I started to panic thinking about my December OpenBI Forum column. A procrastinator, I usually get a bit nervous as the submission deadline approaches, but this time was different. My column is posted the 4th Thursday of each month, and due for edit a week earlier. This year, however, the 4th Thursday is late in the month, actually after Christmas. And with a title that included Stocking Stuffer, I was justifiably concerned about timing. Not to worry. My buddy, DMReview Editor-in-Chief Mary Jo Nott, bumped me up a week in the queue so I could get out before the 25th. Now, with MJ's reprieve, all of you last minute shoppers stumped for presents to geeky business intelligence (BI) practitioner loved ones have an answer to your gift-finding dilemma - a great statistics book available for next day delivery through Amazon. Hurry, supply is limited.

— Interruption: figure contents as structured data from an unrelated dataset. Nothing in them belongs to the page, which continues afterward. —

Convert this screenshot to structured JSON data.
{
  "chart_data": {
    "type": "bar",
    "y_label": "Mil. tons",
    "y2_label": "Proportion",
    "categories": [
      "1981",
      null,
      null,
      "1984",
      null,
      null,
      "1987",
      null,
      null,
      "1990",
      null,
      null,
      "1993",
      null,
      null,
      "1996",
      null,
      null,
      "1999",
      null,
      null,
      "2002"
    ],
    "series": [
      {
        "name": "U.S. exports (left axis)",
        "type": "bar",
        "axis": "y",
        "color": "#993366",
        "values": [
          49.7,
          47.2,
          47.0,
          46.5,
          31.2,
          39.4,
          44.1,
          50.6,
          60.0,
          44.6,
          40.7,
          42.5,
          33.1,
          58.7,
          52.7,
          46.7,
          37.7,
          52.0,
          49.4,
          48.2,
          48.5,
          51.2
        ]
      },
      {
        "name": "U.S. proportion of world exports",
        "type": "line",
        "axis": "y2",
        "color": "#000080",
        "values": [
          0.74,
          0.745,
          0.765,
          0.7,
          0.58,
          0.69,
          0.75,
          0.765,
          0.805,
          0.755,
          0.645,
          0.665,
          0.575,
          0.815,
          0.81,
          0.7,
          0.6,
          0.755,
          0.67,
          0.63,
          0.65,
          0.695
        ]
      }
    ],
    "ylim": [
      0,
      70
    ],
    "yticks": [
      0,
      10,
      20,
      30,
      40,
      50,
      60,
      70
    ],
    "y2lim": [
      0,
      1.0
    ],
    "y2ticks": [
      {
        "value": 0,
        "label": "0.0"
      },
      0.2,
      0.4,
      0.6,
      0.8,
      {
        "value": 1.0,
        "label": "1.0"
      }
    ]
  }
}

There are all kinds of statistics texts in the market. At one extreme are the impenetrable mathematical theory stats books. One sighting of a triple integral is enough for me. At the other depth are statistics for the clueless - books that use an entire chapter to define the mundane correlation coefficient. They seem a waste of paper. Somewhere in between are some good texts, mathematical enough, but applied with scores of illustrations of modern methods suitable for business applications. Increasingly, these texts provide complete code solutions using state-of-the-art statistical packages like SAS, S-Plus and open source R. The code alone is often worth the price of these publications.

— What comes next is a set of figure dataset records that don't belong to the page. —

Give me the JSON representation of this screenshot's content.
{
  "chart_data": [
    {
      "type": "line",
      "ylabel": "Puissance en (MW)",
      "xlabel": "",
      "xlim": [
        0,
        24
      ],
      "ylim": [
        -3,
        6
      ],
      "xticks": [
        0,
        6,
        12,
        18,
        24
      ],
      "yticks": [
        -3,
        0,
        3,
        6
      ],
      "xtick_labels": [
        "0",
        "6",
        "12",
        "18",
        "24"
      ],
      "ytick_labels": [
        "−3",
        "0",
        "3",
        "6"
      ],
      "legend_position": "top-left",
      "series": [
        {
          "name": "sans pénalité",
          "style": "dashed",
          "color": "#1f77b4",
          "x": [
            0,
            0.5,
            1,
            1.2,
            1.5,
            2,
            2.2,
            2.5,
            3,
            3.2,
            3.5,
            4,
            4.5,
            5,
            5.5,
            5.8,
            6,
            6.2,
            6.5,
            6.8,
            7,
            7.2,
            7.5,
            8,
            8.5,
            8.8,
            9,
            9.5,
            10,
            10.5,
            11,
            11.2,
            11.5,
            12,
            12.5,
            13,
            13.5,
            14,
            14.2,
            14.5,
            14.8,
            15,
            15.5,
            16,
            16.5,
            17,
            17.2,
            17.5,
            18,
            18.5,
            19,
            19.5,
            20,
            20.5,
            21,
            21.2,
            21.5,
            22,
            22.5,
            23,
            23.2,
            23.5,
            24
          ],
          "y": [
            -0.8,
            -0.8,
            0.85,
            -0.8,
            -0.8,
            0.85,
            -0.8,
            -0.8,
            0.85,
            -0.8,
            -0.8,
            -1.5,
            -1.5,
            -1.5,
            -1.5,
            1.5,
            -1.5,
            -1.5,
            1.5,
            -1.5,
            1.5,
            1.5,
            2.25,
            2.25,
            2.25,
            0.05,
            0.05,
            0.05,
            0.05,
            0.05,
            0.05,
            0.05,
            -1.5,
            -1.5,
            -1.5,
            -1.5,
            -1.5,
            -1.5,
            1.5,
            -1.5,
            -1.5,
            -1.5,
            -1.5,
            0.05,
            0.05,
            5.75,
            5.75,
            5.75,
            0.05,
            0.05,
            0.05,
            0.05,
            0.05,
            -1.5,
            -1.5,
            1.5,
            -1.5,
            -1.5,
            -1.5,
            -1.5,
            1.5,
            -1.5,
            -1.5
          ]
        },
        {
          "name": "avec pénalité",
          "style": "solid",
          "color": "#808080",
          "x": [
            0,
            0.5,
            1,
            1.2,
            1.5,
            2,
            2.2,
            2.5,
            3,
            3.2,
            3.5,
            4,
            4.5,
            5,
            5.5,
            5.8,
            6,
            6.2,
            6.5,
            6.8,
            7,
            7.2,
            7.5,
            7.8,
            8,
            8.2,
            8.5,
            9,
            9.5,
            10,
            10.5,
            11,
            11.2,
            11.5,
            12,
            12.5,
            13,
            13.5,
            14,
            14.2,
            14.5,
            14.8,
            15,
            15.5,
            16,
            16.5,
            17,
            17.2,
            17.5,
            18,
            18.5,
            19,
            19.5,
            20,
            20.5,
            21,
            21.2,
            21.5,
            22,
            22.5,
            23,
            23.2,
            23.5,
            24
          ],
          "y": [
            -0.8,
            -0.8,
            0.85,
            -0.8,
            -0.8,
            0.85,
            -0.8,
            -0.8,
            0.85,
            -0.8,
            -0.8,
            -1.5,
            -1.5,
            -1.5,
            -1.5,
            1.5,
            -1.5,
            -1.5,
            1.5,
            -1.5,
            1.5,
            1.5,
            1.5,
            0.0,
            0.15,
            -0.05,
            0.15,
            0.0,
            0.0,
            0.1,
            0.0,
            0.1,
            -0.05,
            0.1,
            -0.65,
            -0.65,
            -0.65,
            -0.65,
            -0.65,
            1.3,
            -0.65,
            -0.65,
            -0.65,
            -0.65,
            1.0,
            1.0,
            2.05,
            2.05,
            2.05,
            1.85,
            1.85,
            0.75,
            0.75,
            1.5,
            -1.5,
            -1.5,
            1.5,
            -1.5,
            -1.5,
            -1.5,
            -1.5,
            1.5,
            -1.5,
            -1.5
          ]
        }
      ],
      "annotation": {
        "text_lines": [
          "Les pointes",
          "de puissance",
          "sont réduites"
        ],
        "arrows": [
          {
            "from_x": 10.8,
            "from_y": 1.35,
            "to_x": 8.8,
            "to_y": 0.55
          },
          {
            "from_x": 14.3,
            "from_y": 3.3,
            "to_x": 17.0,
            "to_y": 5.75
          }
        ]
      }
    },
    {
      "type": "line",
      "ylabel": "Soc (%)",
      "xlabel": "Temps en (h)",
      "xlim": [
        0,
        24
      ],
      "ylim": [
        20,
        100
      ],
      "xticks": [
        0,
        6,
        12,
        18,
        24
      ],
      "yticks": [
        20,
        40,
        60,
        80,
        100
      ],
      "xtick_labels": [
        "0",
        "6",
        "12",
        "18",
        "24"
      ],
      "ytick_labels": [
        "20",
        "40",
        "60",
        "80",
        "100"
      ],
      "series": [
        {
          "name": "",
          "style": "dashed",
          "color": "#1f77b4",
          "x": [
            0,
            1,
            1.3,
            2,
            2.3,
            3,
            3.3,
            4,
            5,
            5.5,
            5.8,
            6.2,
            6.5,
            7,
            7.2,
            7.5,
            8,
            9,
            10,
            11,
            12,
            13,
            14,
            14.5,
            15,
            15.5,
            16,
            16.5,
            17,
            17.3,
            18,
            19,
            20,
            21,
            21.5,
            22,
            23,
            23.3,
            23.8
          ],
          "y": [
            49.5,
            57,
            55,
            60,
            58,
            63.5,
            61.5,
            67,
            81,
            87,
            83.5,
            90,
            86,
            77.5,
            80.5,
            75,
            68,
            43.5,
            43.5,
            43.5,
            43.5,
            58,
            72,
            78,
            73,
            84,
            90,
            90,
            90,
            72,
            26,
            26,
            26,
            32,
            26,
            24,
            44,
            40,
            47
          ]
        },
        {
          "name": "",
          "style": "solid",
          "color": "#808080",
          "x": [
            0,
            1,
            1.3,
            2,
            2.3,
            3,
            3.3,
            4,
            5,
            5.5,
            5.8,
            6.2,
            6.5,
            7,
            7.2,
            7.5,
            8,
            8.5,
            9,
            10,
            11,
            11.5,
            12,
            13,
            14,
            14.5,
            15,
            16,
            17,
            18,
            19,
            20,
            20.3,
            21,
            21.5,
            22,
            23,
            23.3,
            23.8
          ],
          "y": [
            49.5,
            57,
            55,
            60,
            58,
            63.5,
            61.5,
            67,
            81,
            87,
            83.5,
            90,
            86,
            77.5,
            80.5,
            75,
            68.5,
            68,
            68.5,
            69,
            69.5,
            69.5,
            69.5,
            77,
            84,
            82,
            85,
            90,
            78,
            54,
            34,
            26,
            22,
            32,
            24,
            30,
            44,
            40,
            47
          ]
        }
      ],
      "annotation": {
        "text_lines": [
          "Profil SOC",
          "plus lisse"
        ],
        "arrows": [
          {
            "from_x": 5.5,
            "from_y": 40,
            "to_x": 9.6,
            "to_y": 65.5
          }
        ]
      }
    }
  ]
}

Even among those in-between texts there's variation. In the S-Plus and R worlds, Modern Applied Statistics by Venables and Ripley is king.1 Written at the level of Oxford masters degree students, however, it is not for the faint of heart. Similarly, Frank Harrell's beefy Regression Modeling Strategies, with generous doses of theory, examples and code, derives from masters degree-level coursework.2 Dalgaard's Introductory Statistics with R, on the other hand, is more a book on R with statistical examples to showcase the language.3
Data Analysis and Graphics Using R, by Maindonald and Braun, sits between these as an excellent intermediate-level text highly relevant to the BI world and suitable for readers with little more than an intro to stats background.4 The catalog of methods they discuss is uncanny for pertinence to BI. The strengths of this book include the directness of its encounter with research data, its advice on practical data analysis issues, the inclusion of code that reproduces analyses, careful critiques of analysis results, attention to graphical and other presentation issues, and the use of examples drawn from across the range of statistical applications, the authors conclude in the preface.

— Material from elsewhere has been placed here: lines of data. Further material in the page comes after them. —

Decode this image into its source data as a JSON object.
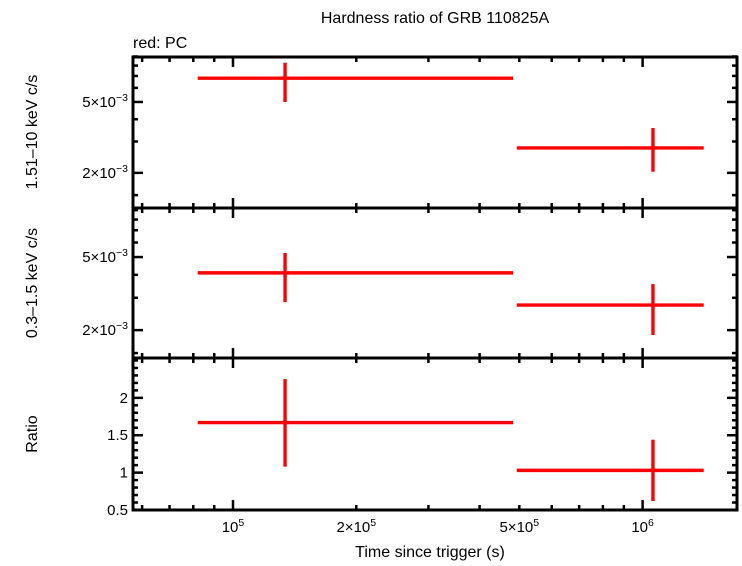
{
  "title": "Hardness ratio of GRB 110825A",
  "legend": "red: PC",
  "xlabel": "Time since trigger (s)",
  "colors": {
    "data": "#ff0000",
    "axis": "#000000",
    "background": "#ffffff"
  },
  "chart_data": {
    "type": "errorbar",
    "color": "#ff0000",
    "xscale": "log",
    "xrange": [
      57000,
      1700000
    ],
    "xticks": [
      {
        "value": 100000,
        "base": "10",
        "sup": "5",
        "long": true
      },
      {
        "value": 200000,
        "base": "2×10",
        "sup": "5",
        "long": false
      },
      {
        "value": 500000,
        "base": "5×10",
        "sup": "5",
        "long": false
      },
      {
        "value": 1000000,
        "base": "10",
        "sup": "6",
        "long": true
      }
    ],
    "xticks_minor": [
      60000,
      70000,
      80000,
      90000,
      300000,
      400000,
      600000,
      700000,
      800000,
      900000
    ],
    "panels": [
      {
        "name": "hard",
        "ylabel": "1.51–10 keV c/s",
        "yscale": "log",
        "yrange": [
          0.00127,
          0.00894
        ],
        "yticks": [
          {
            "value": 0.005,
            "base": "5×10",
            "sup": "−3"
          },
          {
            "value": 0.002,
            "base": "2×10",
            "sup": "−3"
          }
        ],
        "yticks_minor": [
          0.009,
          0.008,
          0.007,
          0.006,
          0.004,
          0.003,
          0.0015
        ],
        "points": [
          {
            "x": 134000,
            "xlo": 82000,
            "xhi": 483000,
            "y": 0.0068,
            "ylo": 0.005,
            "yhi": 0.0083
          },
          {
            "x": 1060000,
            "xlo": 493000,
            "xhi": 1410000,
            "y": 0.00276,
            "ylo": 0.00203,
            "yhi": 0.00357
          }
        ]
      },
      {
        "name": "soft",
        "ylabel": "0.3–1.5 keV c/s",
        "yscale": "log",
        "yrange": [
          0.00141,
          0.00925
        ],
        "yticks": [
          {
            "value": 0.005,
            "base": "5×10",
            "sup": "−3"
          },
          {
            "value": 0.002,
            "base": "2×10",
            "sup": "−3"
          }
        ],
        "yticks_minor": [
          0.009,
          0.008,
          0.007,
          0.006,
          0.004,
          0.003,
          0.0015
        ],
        "points": [
          {
            "x": 134000,
            "xlo": 82000,
            "xhi": 483000,
            "y": 0.0041,
            "ylo": 0.00284,
            "yhi": 0.00526
          },
          {
            "x": 1060000,
            "xlo": 493000,
            "xhi": 1410000,
            "y": 0.00274,
            "ylo": 0.00188,
            "yhi": 0.00356
          }
        ]
      },
      {
        "name": "ratio",
        "ylabel": "Ratio",
        "yscale": "linear",
        "yrange": [
          0.5,
          2.533
        ],
        "yticks": [
          {
            "value": 2,
            "base": "2",
            "sup": ""
          },
          {
            "value": 1.5,
            "base": "1.5",
            "sup": ""
          },
          {
            "value": 1,
            "base": "1",
            "sup": ""
          },
          {
            "value": 0.5,
            "base": "0.5",
            "sup": ""
          }
        ],
        "yticks_minor": [
          0.6,
          0.7,
          0.8,
          0.9,
          1.1,
          1.2,
          1.3,
          1.4,
          1.6,
          1.7,
          1.8,
          1.9,
          2.1,
          2.2,
          2.3,
          2.4,
          2.5
        ],
        "points": [
          {
            "x": 134000,
            "xlo": 82000,
            "xhi": 483000,
            "y": 1.67,
            "ylo": 1.08,
            "yhi": 2.25
          },
          {
            "x": 1060000,
            "xlo": 493000,
            "xhi": 1410000,
            "y": 1.03,
            "ylo": 0.62,
            "yhi": 1.44
          }
        ]
      }
    ]
  }
}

Chapter one provides an extensive introduction to the R language, focusing on functions, data types, programming constructs, objects, data access and management and graphics. To the benefit of readers, the authors are obsessed with graphs, detailing the use of both base and lattice (dimensional) plots. One of the major benefits of the object orientation of R and S-Plus is the kinship of graphics and statistical functions. Chapter 14, at the conclusion of the book, provides additional discussion of R, noting much of what comprises an intermediate level of understanding. Though a bit more terse than Dalgaard's Introductory Statistics with R, Maindonald and Braun's exposition of the R language is nonetheless first rate.
The authors put their freshly-explicated language to good use in a chapter on styles of data analysis, which borrows liberally from the exploratory data analysis (EDA) tenets of the late John Tukey. With emphasis on examining data without preconceived notions and using basic summarization techniques along with accompanying dimensional stem-and-leaf plots, boxplots, histograms, density plots, scatterplots, dotplots and time series plots, this chapter is worth close scrutiny by BI analysts looking to design dashboards to measure corporate performance.
Four full chapters are devoted to the topics of regression analysis and linear models, perhaps the statistical focus of most importance to BI analysts. While not quite the exhaustive treatment of Regression Modeling Strategies, the material is still comprehensive, building from elementary regression with a single predictor, to multiple linear regression, to the treatment of factors/indicator independent variables, to smoothing techniques, to generalized linear models and logistic regression, to ordinal regression and, finally, to survival analysis. For each technique, the authors articulate statistical best practices, following up with solid examples and pertinent R code. Critical to their approach is persistent demonstration of the tight linkages between statistical procedures and graphs.